En Floride, l'affaire Trayvon Martin exacerbe les tensions raciales
Multiplication de messages racistes, patrouilles armées de néonazis, volonté de vengeance du New Black Panther Party : le climat est électrique à Sanford, après le meurtre d'un jeune Noir de 17 ans.
A Sanford (Floride), l'affaire Trayvon Martin réveille les vieux démons américains. George Zimmermann, le meurtrier présumé de ce jeune Noir de 17 ans, a comparu pour la première fois devant un tribunal, jeudi 12 avril. La veille, le procureur spécial, Angela Corey, avait annoncé qu'il était poursuivi pour meurtre sans préméditation.
Cette étape judiciaire pourrait apporter un peu d'air à un climat de plus en plus tendu dans la ville. De nombreux journaux américains et britanniques se sont en effet inquiétés de tensions racistes ravivées à la suite du meurtre. Explications.
• Le lourd passé de Sanford
"Imaginez qu'un Noir ait tué un Blanc". Selon le blog Floride Sunshine Corridor du Monde, cette phrase est devenue la plus prononcée à Sanford après le meurtre de Trayvon Martin. La ville vit au rythme des rebondissements de l'affaire, laquelle passionne les foules.

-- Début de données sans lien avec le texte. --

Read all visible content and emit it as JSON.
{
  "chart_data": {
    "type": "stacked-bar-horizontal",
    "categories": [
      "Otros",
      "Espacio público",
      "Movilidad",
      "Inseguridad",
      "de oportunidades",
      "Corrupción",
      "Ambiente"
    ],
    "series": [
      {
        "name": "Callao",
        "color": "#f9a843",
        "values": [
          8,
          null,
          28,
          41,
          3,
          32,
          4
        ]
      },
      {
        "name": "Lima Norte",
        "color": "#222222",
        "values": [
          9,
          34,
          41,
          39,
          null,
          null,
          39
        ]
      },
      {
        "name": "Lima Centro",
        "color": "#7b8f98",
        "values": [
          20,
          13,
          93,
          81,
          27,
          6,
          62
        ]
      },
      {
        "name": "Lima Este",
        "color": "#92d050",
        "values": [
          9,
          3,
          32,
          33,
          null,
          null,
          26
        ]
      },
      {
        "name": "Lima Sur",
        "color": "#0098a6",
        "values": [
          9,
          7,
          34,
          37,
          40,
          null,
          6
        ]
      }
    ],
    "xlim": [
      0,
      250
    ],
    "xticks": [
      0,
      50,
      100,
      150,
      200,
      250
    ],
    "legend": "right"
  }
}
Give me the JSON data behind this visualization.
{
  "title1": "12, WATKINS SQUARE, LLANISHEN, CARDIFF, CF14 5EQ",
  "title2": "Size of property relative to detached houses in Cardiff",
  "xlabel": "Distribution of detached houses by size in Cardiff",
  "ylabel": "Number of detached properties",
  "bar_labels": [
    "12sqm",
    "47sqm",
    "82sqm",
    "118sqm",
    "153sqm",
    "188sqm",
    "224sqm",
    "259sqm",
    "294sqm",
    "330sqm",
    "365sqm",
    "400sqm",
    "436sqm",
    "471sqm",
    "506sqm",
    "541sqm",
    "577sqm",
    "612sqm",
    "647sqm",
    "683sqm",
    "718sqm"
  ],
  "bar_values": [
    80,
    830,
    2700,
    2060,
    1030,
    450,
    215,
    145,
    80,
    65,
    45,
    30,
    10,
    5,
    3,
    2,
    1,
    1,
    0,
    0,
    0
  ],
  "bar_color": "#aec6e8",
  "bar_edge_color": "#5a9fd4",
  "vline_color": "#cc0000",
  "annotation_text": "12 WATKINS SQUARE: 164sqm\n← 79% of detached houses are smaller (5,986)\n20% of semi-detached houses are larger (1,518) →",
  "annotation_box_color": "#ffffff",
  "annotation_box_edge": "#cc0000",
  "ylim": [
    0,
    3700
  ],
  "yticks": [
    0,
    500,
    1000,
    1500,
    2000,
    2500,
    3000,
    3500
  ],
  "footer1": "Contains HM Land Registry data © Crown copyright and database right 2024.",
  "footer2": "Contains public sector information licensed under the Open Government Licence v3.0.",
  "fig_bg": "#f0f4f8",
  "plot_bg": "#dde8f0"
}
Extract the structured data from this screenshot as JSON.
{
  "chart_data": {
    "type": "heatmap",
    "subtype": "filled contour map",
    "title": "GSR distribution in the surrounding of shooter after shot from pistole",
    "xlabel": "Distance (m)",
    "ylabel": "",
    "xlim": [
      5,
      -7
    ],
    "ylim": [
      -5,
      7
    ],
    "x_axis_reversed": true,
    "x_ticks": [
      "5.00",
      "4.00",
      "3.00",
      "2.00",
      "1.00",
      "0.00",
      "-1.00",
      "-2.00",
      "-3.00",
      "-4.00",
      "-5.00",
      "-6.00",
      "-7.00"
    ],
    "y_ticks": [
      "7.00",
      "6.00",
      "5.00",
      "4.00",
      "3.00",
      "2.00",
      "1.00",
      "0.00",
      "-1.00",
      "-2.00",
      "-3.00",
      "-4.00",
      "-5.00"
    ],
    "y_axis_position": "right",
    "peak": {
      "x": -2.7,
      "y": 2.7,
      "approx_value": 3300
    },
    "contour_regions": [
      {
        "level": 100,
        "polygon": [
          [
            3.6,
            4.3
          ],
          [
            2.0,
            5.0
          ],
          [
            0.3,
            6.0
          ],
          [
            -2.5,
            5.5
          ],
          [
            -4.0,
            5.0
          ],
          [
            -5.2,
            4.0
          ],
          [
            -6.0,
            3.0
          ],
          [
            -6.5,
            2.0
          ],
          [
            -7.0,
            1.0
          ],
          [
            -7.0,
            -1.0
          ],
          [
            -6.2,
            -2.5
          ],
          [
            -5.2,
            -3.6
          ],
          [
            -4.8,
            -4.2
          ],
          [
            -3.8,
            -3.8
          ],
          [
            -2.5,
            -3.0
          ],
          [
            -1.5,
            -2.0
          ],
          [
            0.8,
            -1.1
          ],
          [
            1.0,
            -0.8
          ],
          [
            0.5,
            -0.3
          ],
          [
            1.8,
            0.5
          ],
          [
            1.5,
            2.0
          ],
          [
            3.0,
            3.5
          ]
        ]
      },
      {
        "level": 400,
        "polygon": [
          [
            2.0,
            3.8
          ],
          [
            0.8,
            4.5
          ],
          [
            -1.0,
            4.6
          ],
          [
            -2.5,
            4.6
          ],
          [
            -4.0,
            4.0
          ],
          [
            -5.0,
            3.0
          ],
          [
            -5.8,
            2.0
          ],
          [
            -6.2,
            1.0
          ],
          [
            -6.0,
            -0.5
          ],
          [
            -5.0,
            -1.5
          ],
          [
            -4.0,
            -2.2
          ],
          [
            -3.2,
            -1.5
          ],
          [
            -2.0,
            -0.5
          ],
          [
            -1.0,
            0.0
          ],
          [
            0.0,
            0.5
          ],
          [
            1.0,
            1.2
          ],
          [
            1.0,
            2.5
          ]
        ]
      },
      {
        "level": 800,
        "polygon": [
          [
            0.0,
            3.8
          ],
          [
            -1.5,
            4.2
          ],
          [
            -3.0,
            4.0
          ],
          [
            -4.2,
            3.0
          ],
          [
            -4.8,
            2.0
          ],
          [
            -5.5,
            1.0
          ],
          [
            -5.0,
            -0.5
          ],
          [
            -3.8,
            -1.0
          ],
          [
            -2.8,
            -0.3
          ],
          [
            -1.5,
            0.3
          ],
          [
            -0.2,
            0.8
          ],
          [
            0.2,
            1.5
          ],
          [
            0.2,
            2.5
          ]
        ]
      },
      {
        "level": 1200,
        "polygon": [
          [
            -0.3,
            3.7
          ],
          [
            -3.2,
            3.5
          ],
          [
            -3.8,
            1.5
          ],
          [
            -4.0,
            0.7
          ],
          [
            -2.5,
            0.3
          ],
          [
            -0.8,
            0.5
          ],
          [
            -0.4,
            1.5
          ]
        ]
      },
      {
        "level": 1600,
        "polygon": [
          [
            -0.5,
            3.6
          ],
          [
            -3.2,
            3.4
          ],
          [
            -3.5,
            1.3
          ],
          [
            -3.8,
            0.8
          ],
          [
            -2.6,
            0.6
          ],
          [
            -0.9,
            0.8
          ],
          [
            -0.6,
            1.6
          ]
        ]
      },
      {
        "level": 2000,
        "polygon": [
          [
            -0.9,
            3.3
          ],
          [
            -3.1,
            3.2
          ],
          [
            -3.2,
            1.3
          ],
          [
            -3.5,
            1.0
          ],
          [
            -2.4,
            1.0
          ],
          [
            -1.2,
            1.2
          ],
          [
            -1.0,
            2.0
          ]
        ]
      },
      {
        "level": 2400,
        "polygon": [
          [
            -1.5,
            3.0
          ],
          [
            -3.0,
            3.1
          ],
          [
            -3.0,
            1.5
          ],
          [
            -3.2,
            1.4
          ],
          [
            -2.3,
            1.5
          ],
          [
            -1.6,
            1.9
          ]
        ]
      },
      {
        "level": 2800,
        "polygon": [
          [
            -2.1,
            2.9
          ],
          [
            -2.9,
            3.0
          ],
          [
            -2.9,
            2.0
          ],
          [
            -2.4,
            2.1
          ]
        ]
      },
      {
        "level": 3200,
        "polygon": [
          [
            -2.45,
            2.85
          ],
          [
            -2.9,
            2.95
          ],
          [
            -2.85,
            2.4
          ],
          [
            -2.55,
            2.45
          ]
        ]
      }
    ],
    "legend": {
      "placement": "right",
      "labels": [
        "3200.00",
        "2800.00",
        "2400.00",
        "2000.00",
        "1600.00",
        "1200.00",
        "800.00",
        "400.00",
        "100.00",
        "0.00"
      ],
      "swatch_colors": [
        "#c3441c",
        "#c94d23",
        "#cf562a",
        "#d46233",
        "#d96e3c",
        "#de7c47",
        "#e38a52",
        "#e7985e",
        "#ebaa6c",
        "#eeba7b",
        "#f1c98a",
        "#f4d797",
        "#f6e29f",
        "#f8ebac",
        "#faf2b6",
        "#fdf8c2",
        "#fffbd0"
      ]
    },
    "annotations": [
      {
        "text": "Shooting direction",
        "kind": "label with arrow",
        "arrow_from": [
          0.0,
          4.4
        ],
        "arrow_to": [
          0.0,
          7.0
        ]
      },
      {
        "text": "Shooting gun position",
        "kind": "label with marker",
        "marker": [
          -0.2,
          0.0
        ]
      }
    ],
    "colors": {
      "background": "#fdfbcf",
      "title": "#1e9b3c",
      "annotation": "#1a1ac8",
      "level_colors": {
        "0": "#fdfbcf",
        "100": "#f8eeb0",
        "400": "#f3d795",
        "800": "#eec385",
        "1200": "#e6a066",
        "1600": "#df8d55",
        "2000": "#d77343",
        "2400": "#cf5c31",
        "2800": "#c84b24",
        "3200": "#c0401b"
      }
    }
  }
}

Ce même blog explique en quoi Sanford est un terrain fertile à ces réactions contrastées.
On y apprend que Sanford la blanche a longtemps été voisine de Goldsboro la noire, entre 1891 et 1911. Cette dernière, "deuxième cité noire fondée en Floride après l’émancipation de 1863, était peuplée de descendants d’esclaves". Elle fut annexée à Sanford en 1911. Comme le rapporte le blog, "les Noirs, qui s’auto-administraient, ont été dépouillés de leurs prérogatives. Ils ont aussi été dépossédés de leurs repères identitaires". Plus d'un siècle après, l'affaire Trayvon Martin ravive donc les tensions.
• Multiplication de messages racistes
Selon les médias américains, le climat se tend chaque jour un peu plus autour de la ville. Et ses conséquences dépassent même les frontières de la Floride. Ainsi, le site des Observateurs de France 24 relaie, mercredi 11 avril, le témoignage d'une habitante du Michigan, à quelque 1900 kilomètres de Sanford. Sur une route près de Detroit, la jeune femme est tombée sur un panneau raciste, "Trayvon is a nigger" (Trayvon est un nègre).
"Depuis la mort de Trayvon, les tensions sont vraiment palpables, assure-t-elle. Je suis une mère célibataire noire et j’ai peur pour mon fils à chaque fois qu’il sort. J’ai vraiment le sentiment que les hommes noirs sont visés quoi qu’ils fassent."
Les messages racistes s'invitent aussi dans l'Ohio. Ainsi, ce graffiti "Longue vie à Zimmermann" tagué sur les murs du centre culturel noir, à Columbus.
• Le New Black Panther Party entre en scène
Et pour cause. Fin mars, le New Black Panther Party ont offert une récompense de 10 000 dollars à quiconque capturerait George Zimmermann. Cette organisation radicale de défense des droits des Afro-Américains a été créée en 1989. Elle n'est pas reconnue par le Black Panther Party original. Le blog Big Browser du Monde.fr évoque "une volonté de justice populaire" inquiétante de la part de ce groupe. Et de citer Mikhail Muhammed, un des cadres locaux du parti : "Œil pour œil, dent pour dent", a déclaré ce dernier lors d'une manifestation, le 31 mars à Sanford, avant de menacer directement George Zimmermann.
• Les néonazis préparent la riposte
Cela n'a pas tardé à réveiller les extrêmistes de droite, qui entendent faire la police. En réplique au New Black Panther Party, des volontaires du Mouvement national-socialiste (NSM, groupe néonazi) ont mis en place des patrouilles nocturnes lourdement armées dans les rues de Sanford, rapporte le site américain Gawker (lien en anglais). Objectif : se préparer à des émeutes raciales.
Dans The Independent (en anglais), un volontaire, Antony Antonio, explique : "On est là car nous avons reçu des appels de citoyens blancs inquiets de Sanford. Nous allons patrouiller, effectuer des tours à pied et en voiture, afin de s'assurer que tout va bien (...) Il se dit qu'une guerre raciale se prépare et les gens sont inquiets."
La montée de ces groupes néonazis inquiètent les médias, à l'opposé de la police locale qui déclare au Miami News Times n'avoir vu "aucun néonazi en patrouille". Il faut dire que les règles du NSM n'ont rien de rassurant, selon le quotidien britannique. A Sanford, des prospectus ornés de croix gammées les passent en revue : pas de drogues, pas de taxes, homosexualité interdite et pas de "mélange racial ou d'immigration autre que blanche". Tout est dit.